Trump postpones AI executive order after Sacks raises industry concerns

TL;DR:

  • US President Donald Trump postponed Thursday’s planned signing of an AI executive order, telling reporters he “didn’t like certain aspects of it” and citing competition with China; the order would have created a voluntary review process for frontier AI models prior to public release, with the NSA setting which systems counted as “covered frontier models”.
  • The intervention was led by former Trump AI czar David Sacks, who called the president directly the morning of the planned ceremony after participating in the EO review earlier in the week; Semafor and Politico both reported that xAI’s Elon Musk and Meta’s Mark Zuckerberg also pushed back.
  • Industry positions split publicly: OpenAI’s chief lobbyist Chris Lehane had been broadly supportive of “collaborating with the government on AI safety”; other industry executives had pressed for a 14-day rather than 90-day model-sharing window and for the intelligence community to lead review.

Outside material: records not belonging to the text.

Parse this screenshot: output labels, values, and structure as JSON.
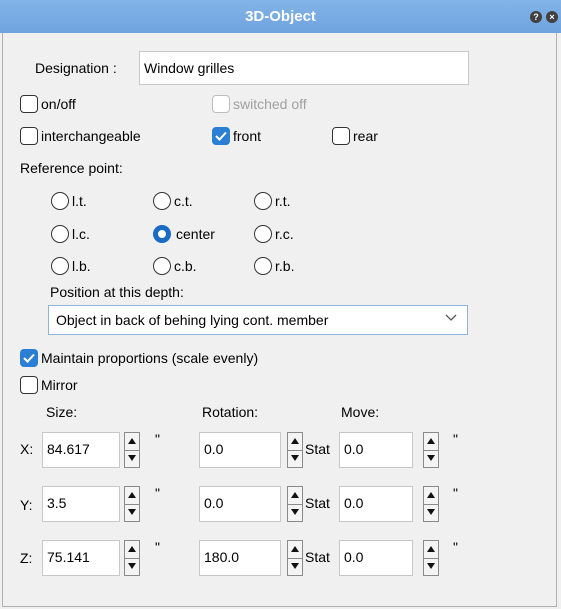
{
  "window": {
    "title": "3D-Object"
  },
  "designation": {
    "label": "Designation :",
    "value": "Window grilles"
  },
  "options": {
    "on_off": {
      "label": "on/off",
      "checked": false
    },
    "switched_off": {
      "label": "switched off",
      "checked": false,
      "disabled": true
    },
    "interchangeable": {
      "label": "interchangeable",
      "checked": false
    },
    "front": {
      "label": "front",
      "checked": true
    },
    "rear": {
      "label": "rear",
      "checked": false
    }
  },
  "reference_point": {
    "label": "Reference point:",
    "options": [
      "l.t.",
      "c.t.",
      "r.t.",
      "l.c.",
      "center",
      "r.c.",
      "l.b.",
      "c.b.",
      "r.b."
    ],
    "selected": "center"
  },
  "position_depth": {
    "label": "Position at this depth:",
    "selected": "Object in back of behing lying cont. member"
  },
  "maintain_proportions": {
    "label": "Maintain proportions (scale evenly)",
    "checked": true
  },
  "mirror": {
    "label": "Mirror",
    "checked": false
  },
  "columns": {
    "size": "Size:",
    "rotation": "Rotation:",
    "move": "Move:"
  },
  "rows": [
    {
      "axis": "X:",
      "size": "84.617",
      "size_unit": "\"",
      "rotation": "0.0",
      "rot_label": "Stat",
      "move": "0.0",
      "move_unit": "\""
    },
    {
      "axis": "Y:",
      "size": "3.5",
      "size_unit": "\"",
      "rotation": "0.0",
      "rot_label": "Stat",
      "move": "0.0",
      "move_unit": "\""
    },
    {
      "axis": "Z:",
      "size": "75.141",
      "size_unit": "\"",
      "rotation": "180.0",
      "rot_label": "Stat",
      "move": "0.0",
      "move_unit": "\""
    }
  ],
  "colors": {
    "title_bar": "#6fa3dd",
    "check_accent": "#2a7fd4",
    "radio_accent": "#1a6bc4"
  },
  "icons": {
    "help": "question-icon",
    "close": "close-icon"
  }
}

This is the clearest sign yet that the Trump administration’s AI agenda is being shaped in real time by the venture-capital and platform-CEO networks closest to the president, not by the federal-agency policy machinery. The order would have been the first US federal-level voluntary review regime for frontier models — a softer-touch version of the AISI-style evaluation pipeline that the UK and EU have built. Its postponement leaves a vacuum that EU and UK regulators will move to fill.

The pattern: industry lobbying killing a process industry helped design

The notable detail in Politico’s reporting is the timeline. Sacks took part in the EO review through the week and “White House officials believed he was generally happy with it and would support it” — until he raised concerns on Wednesday night and called the president Thursday morning. The order was not killed on substance over weeks of negotiation; it was killed in 12 hours by a single phone call. For UK and EU firms that have spent the last 18 months investing in voluntary AISI-style cooperation, the read-across is that US-domestic frontier-model oversight is now a much weaker constraint than it looked on Tuesday.

The split inside the industry matters separately. OpenAI’s public support reflects a calculation that being inside a voluntary process is cheaper than being outside an eventual mandatory one — the same logic that drove Anthropic’s open dialogue with the UK AISI and the now-defunct White House AI Safety Institute consultations. xAI, Meta and parts of the VC community appear to have made the opposite calculation. The Anthropic-OpenAI vs xAI-Meta divide on government cooperation is now structural, and the EO postponement makes it more visible.

Looking forward

Expect the EO to come back in revised form, likely with shorter review windows and reduced agency footprint. For UK government and AISI specifically, the postponement is a relative boost — UK frontier-model evaluation has a clearer regulatory mandate than US equivalents now have. For UK firms exporting AI services into the US market, the immediate uncertainty is whether the eventual rules will mirror the current draft (NSA-led review of covered models) or migrate further toward industry self-governance. Anthropic’s Mythos cybersecurity model — the kind of frontier capability the order was nominally designed to address — remains in commercial release, which sharpens rather than dulls the underlying policy question.